İstihbarat savaşları

9/3/2013

-Savaşlar istihbarat örgütlerinde de vardır. Almanya istihbarat başkanı Almanya’nın yenileceğini anlayınca Amerikalılar tarafında yer aldı. Onların istihbaratı oldu.

-Çünkü Almanları savaşa sermaye sokmuştur. İstihbaratı o kurmuştur. İstihbaratın Sovyetlerin eline verilmesini istememiştir.

 

-Hitler böyle düşündüğünde bile istihbarat başkanını astırır. Yerine gelen de onun dediğini gizlice yapar. Amerika’ya nakleder. Almanya da başka örgüt kurar.

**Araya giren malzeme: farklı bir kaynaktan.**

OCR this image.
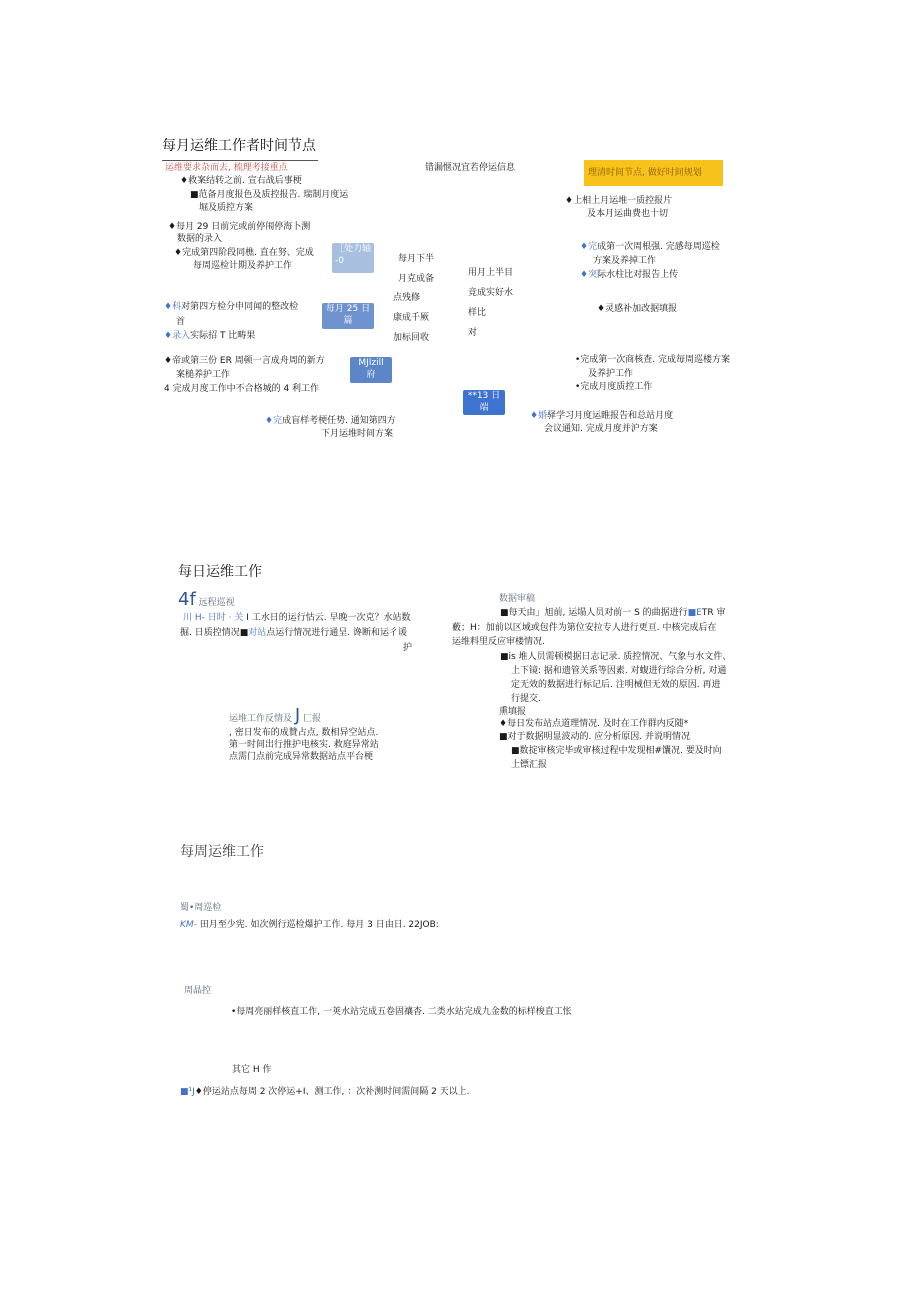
每月运维工作者时间节点
运维要求杂而去, 梳理考接重点	错漏惬况宜若停运信息	理清时间节点, 做好时间规划
♦救案结转之前. 宣右战后事梗
■范备月度报色及质控报告. 瑞制月度运
堀及质控方案
♦每月 29 日前完或前停闱停海卜测
数据的录入
♦完成第四阶段同樵. 直在努、完成
每周巡检计期及养护工作
［处力轴
-0
♦科对第四方检分申同闻的整改检
首
每月 25 日
篇
♦录入实际招 T 比畴果
♦帝或第三份 ER 周顿一言成舟周的新方
案槌养护工作
4 完成月度工作中不合格城的 4 利工作
MJlzill
府
♦完成盲样考梗任势. 通知第四方
下月运堆时间方案
每月下半
月克成备
点残修
康成千厥
加标回收
用月上半目
竞成实好水
样比
对
♦上相上月运堆一质控报片
及本月运曲费也十切
♦完成第一次周根强. 完感每周巡检
方案及养掉工作
♦突际水柱比对报告上传
♦灵感补加改据填报
•完成第一次商核查. 完成毎周巡楼方案
及养护工作
•完成月度质控工作
**13 日
端
♦婚驿学习月度运睢报告和总站月度
会议通知. 完成月度并沪方案
每日运维工作
4f 远程巡视
川 H- 日时 · 关 I 工水日的运行怙云. 早晚一次克？水站数
掘. 日质控情况■对站点运行情况进行通呈. 谗断和运彳谖
护
运堆工作反情及 J 匚报
, 密日发布的成贊占点, 数相异空站点.
第一时间出行推护电核实. 救庭异常站
点需门点前完成异常数据站点平台梗
数据审稿
■每天由」旭前, 运塌人员对前一 S 的曲据进行■ETR 审
藪；H：加前以区域或包件为第位安拉专人进行更亘. 中核完成后在
运维料里反应审楼情况.
■is 堆人员需顿模据日志记录. 质控情况、气象与水文件、
上下镜: 据和遗管关系等因素. 对蝮进行综合分析, 对通
定无效的数据进行标记后. 注明械但无效的原因. 再进
行提交.
熏填报
♦每日发布站点道理情况. 及时在工作群内反随*
■对于数据明显波动的. 应分析原因. 并说明情况
■数掟审核完毕或审核过程中发现相#馕况. 要及时向
上镖汇报
每周运维工作
蜀•周巡检
KM- 田月至少宪. 如次例行巡检爆护工作. 每月 3 日由日. 22JOB:
周晶控
•每周亮丽样核直工作, 一荚水站完成五卷固禳杳. 二类水站完成九金数的标样梭直工怅
其它 H 作
■¹J♦停运站点每周 2 次停运+I、测工作, ：次补测时间需间隔 2 天以上.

-Şimdi PKK’yı da aynı şekilde tasfiye ediyor. Onu başka yerde kullanacak burada başkasını kuracak.

 

-Başka devletin hizmetine giren istihbarat örgütü içinde etkileyici gerçek milli istihbarat kurmuşlardı. Kurallarla.

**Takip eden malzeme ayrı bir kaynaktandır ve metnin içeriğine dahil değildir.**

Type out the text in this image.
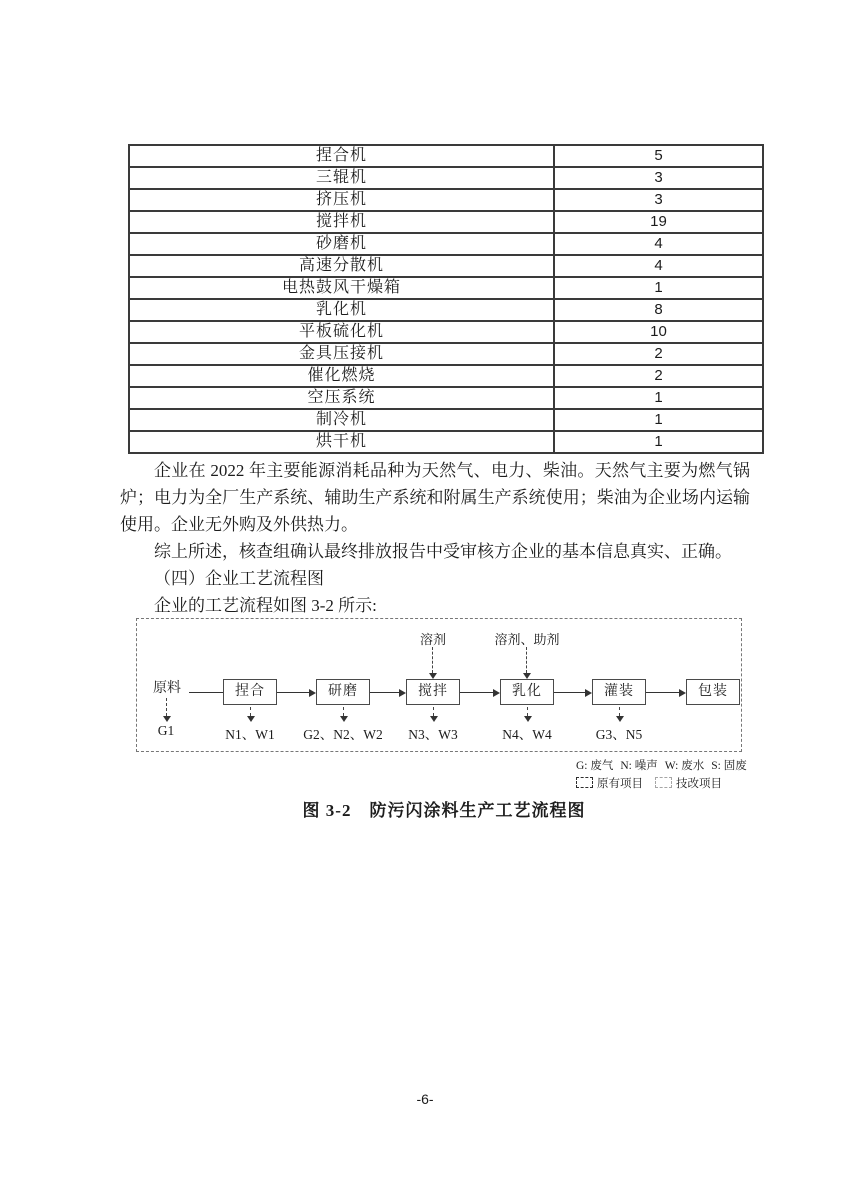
捏合机	5
三辊机	3
挤压机	3
搅拌机	19
砂磨机	4
高速分散机	4
电热鼓风干燥箱	1
乳化机	8
平板硫化机	10
金具压接机	2
催化燃烧	2
空压系统	1
制冷机	1
烘干机	1

企业在 2022 年主要能源消耗品种为天然气、电力、柴油。天然气主要为燃气锅炉；电力为全厂生产系统、辅助生产系统和附属生产系统使用；柴油为企业场内运输使用。企业无外购及外供热力。

综上所述，核查组确认最终排放报告中受审核方企业的基本信息真实、正确。

（四）企业工艺流程图

企业的工艺流程如图 3-2 所示:

原料	捏合	研磨	搅拌	乳化	灌装	包装
溶剂	溶剂、助剂
G1	N1、W1	G2、N2、W2	N3、W3	N4、W4	G3、N5
G: 废气 N: 噪声 W: 废水 S: 固废
原有项目	技改项目
图 3-2　防污闪涂料生产工艺流程图
-6-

- İçi içe kurulan istihbarat ile ülke bölünebilir, gerileri iç savaş olur.

 

- Almanya bunu yapmıştır.

- Sonuç ne olmuştur? İstihbarat değil, gerçek milli birlik Almanya’yı kurtarmıştır.

 

- Söylediklerim belgelere değil makul düşüncelere dayanır.

- Makul düşüncelere gerek vardır. Olay olduğu zaman onu onlarla açıklarsın.

 

- Başka ülkede istihbarat örgütü oluştururken yararlı bir iş yaparlar. İdeolojik işler yaptırmazlar.

-Her çeşit örgüt kurar gerekeni gerektiği zaman kullanırlar. Onları başka istikametlere yönlendirirler.

 

- Yabancıların istihbaratı milli değerleri kötüler ve milli istihbaratı da ona inandırır.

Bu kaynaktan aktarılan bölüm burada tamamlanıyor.